We could have opted to take the full 5.99 per cent council tax increase like many other local authorities have done, such as Wiltshire, but we have decided against this.

Although my administration’s budget plans, which cover the next two years, have been available for public scrutiny and debate since September, I have yet to see any alternatives put forward by opposition councillors – certainly at the time of going to press.

What I can tell readers is that there are no radical changes to council services in the budget approved by Cabinet because a number of difficult decisions, which safeguarded leisure and library services, were taken in previous years.

The main change you are likely to see is that we will increasingly be copying the most successful private companies and having more and more our services primarily accessible online.

As I have outlined in previous columns, we still have to save £30m before 2020 and we have already begun a programme of using technology and digital customer services to save costs.
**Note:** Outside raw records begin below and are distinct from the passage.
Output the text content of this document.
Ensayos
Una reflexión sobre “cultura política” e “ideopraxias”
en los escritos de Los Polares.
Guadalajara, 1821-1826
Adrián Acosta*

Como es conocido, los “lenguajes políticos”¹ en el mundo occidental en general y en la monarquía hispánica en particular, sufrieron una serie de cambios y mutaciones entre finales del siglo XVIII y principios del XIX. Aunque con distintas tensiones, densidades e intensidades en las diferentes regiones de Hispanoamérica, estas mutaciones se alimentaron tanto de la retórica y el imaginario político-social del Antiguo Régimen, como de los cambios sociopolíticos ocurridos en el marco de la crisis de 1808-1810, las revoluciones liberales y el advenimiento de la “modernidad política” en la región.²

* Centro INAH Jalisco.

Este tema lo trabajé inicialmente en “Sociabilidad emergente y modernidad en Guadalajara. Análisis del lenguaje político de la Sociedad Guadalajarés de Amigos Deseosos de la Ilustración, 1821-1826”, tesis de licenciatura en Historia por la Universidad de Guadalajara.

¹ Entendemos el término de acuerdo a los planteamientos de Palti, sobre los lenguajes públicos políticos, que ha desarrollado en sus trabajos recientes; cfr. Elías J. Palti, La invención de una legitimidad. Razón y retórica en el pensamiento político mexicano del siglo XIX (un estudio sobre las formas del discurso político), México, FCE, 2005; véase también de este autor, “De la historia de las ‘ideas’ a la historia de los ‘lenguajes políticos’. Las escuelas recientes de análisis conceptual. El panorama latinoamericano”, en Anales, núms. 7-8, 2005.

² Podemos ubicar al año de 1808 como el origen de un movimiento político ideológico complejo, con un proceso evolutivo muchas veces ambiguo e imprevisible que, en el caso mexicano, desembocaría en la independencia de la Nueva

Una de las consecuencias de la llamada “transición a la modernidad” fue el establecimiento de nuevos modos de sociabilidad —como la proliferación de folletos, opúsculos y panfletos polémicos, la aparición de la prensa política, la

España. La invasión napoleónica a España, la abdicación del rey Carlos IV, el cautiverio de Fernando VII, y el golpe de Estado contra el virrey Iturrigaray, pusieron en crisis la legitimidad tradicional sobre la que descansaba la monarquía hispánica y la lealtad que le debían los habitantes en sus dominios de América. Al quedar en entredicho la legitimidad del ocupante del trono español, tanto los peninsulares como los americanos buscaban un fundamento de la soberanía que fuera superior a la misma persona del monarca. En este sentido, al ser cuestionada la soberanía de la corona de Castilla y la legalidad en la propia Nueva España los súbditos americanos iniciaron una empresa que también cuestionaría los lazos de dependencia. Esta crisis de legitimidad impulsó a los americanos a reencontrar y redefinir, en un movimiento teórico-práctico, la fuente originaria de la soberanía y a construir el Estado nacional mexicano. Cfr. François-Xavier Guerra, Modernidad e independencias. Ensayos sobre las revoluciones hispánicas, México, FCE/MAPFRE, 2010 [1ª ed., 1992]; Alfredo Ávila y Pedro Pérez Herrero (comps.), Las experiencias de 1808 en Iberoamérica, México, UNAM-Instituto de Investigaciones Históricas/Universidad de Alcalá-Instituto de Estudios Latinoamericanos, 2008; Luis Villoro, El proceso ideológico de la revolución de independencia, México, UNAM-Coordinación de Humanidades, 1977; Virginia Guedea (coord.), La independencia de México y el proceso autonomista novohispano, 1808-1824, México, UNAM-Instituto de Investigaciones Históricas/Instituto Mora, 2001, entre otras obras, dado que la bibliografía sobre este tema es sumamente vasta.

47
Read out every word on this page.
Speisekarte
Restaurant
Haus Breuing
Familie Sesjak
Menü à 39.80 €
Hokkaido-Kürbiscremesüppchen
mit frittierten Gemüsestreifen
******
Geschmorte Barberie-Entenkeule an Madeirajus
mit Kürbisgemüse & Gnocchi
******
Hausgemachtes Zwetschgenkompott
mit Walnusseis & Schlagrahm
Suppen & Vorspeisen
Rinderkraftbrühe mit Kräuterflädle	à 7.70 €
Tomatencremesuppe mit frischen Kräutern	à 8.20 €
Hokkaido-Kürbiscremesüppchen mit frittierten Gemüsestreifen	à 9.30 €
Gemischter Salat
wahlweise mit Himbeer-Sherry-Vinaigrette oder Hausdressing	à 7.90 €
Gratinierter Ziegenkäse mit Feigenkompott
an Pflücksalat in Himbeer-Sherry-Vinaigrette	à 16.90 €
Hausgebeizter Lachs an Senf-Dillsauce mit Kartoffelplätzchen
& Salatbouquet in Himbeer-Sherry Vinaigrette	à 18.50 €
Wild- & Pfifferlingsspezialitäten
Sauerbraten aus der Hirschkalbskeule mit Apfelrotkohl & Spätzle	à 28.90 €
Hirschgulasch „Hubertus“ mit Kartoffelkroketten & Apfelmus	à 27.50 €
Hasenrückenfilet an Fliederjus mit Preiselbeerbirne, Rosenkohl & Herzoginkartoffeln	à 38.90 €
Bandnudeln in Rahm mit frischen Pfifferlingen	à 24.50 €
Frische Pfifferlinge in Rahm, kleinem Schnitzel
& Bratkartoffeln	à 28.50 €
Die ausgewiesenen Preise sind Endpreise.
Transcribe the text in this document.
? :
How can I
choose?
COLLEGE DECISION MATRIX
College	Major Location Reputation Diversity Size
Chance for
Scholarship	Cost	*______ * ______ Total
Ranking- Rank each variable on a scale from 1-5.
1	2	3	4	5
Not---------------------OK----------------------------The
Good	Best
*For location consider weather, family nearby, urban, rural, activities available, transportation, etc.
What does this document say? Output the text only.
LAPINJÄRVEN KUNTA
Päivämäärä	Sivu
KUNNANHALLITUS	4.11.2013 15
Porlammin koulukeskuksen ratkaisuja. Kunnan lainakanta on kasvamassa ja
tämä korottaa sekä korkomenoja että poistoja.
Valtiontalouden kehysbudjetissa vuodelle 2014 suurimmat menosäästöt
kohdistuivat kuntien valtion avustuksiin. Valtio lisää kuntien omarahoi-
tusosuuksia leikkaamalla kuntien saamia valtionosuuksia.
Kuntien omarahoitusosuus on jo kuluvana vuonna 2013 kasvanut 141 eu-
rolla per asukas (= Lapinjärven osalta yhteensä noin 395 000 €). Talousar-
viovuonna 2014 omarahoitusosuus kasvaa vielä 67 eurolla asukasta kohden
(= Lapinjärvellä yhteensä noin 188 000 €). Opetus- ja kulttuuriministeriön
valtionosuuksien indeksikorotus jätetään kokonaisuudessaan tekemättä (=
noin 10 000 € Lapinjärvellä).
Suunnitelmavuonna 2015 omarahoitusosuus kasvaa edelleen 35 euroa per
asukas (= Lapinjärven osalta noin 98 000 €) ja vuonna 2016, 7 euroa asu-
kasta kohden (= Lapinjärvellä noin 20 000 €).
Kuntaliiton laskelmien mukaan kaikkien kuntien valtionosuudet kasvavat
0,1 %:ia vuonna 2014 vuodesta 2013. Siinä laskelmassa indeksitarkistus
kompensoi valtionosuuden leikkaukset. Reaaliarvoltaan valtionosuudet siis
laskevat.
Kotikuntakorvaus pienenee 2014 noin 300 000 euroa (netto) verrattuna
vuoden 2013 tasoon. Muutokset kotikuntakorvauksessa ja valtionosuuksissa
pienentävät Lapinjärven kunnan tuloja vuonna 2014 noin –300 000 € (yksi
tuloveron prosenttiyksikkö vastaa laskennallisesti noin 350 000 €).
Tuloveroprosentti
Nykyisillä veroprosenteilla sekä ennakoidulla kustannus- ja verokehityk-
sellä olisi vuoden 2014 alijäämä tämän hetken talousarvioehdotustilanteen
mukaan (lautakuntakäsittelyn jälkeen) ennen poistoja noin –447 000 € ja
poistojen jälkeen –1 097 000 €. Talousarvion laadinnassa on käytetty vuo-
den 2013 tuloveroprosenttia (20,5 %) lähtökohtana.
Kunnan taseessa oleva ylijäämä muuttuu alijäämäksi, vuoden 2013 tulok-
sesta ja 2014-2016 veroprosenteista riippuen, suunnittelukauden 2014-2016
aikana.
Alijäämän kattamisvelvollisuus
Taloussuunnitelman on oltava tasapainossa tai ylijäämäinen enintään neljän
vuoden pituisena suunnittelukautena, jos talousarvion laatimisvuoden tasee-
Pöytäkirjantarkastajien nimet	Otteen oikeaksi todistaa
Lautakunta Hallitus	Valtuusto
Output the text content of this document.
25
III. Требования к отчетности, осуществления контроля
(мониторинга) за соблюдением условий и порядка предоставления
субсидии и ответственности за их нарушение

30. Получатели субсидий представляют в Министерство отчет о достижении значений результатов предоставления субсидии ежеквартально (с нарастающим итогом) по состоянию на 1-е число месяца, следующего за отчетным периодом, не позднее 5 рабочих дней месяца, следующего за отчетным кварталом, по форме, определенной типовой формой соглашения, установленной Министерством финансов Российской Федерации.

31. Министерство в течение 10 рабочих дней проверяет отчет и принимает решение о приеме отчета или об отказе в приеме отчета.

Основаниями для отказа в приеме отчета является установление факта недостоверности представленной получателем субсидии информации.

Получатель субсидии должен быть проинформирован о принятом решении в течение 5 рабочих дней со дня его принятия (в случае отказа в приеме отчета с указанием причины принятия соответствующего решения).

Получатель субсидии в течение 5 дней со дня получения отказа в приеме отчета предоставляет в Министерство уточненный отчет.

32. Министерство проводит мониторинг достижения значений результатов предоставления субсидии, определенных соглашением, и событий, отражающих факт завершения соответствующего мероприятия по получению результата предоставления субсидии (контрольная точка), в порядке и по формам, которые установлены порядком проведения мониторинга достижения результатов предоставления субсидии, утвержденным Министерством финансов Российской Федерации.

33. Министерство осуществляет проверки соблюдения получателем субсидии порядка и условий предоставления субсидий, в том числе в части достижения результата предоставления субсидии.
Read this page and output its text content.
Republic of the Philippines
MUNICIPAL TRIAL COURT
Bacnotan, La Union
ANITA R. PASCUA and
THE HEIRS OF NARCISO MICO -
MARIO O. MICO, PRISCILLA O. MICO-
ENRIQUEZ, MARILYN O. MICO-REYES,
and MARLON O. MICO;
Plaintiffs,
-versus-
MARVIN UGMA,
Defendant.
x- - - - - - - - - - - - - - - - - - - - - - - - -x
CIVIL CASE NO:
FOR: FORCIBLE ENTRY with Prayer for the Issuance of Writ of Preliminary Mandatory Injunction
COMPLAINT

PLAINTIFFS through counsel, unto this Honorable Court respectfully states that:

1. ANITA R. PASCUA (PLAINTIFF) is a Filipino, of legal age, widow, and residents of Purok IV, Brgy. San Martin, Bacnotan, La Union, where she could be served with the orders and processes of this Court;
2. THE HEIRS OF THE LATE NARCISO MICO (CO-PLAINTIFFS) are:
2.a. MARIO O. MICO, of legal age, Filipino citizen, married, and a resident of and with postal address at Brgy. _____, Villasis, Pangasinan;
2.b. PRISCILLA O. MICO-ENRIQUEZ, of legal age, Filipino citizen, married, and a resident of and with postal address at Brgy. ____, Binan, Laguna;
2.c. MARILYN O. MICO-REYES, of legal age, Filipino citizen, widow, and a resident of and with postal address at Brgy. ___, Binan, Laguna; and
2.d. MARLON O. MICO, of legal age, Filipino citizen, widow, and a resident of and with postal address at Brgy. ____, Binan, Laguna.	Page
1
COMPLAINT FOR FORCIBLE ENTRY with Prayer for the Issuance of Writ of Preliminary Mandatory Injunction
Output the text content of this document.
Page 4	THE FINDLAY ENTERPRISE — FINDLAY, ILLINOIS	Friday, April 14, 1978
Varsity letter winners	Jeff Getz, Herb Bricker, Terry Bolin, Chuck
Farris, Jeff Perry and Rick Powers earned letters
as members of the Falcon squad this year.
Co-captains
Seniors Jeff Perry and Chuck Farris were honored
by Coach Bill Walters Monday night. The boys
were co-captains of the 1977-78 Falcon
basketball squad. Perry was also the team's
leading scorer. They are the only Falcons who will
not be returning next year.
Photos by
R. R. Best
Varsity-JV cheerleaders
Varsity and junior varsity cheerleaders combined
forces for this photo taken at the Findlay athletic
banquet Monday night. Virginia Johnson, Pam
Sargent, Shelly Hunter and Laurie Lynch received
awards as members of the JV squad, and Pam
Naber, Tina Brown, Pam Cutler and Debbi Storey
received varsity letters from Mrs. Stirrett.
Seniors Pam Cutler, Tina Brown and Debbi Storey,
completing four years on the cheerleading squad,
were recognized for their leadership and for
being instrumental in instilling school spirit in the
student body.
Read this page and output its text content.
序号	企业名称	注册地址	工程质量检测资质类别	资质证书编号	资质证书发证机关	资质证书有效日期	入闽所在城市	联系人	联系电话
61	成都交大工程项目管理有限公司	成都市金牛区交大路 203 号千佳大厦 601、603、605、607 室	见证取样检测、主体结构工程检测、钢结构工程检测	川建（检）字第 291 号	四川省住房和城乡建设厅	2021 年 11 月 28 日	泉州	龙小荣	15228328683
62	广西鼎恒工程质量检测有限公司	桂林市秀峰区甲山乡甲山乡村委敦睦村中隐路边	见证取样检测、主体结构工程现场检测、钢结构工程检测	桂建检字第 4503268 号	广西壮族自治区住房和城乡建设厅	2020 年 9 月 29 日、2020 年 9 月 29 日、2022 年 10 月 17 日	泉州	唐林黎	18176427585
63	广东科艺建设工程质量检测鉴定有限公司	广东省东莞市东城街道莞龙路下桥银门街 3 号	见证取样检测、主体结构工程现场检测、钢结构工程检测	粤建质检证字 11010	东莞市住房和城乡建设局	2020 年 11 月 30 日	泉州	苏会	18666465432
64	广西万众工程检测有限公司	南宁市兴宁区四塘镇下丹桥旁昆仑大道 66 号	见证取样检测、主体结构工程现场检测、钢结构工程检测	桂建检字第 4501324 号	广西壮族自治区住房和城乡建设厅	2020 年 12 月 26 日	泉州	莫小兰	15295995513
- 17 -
We are also continuing to look at managing demand on our services and there will be a relentless focus on making the council more commercialised so we generate new income streams to support the provision of services in future.

And we will be doing all this at the same time as carrying out significant transformation throughout the town by investing millions of pounds in our road network, reinvigorating our town centre, boosting our economy by building the housing Swindon needs and supporting game changing developments such as the indoor ski centre at North Star.

But, in order to achieve all these positive outcomes we need to achieve a balanced budget, so we can continue delivering for Swindon.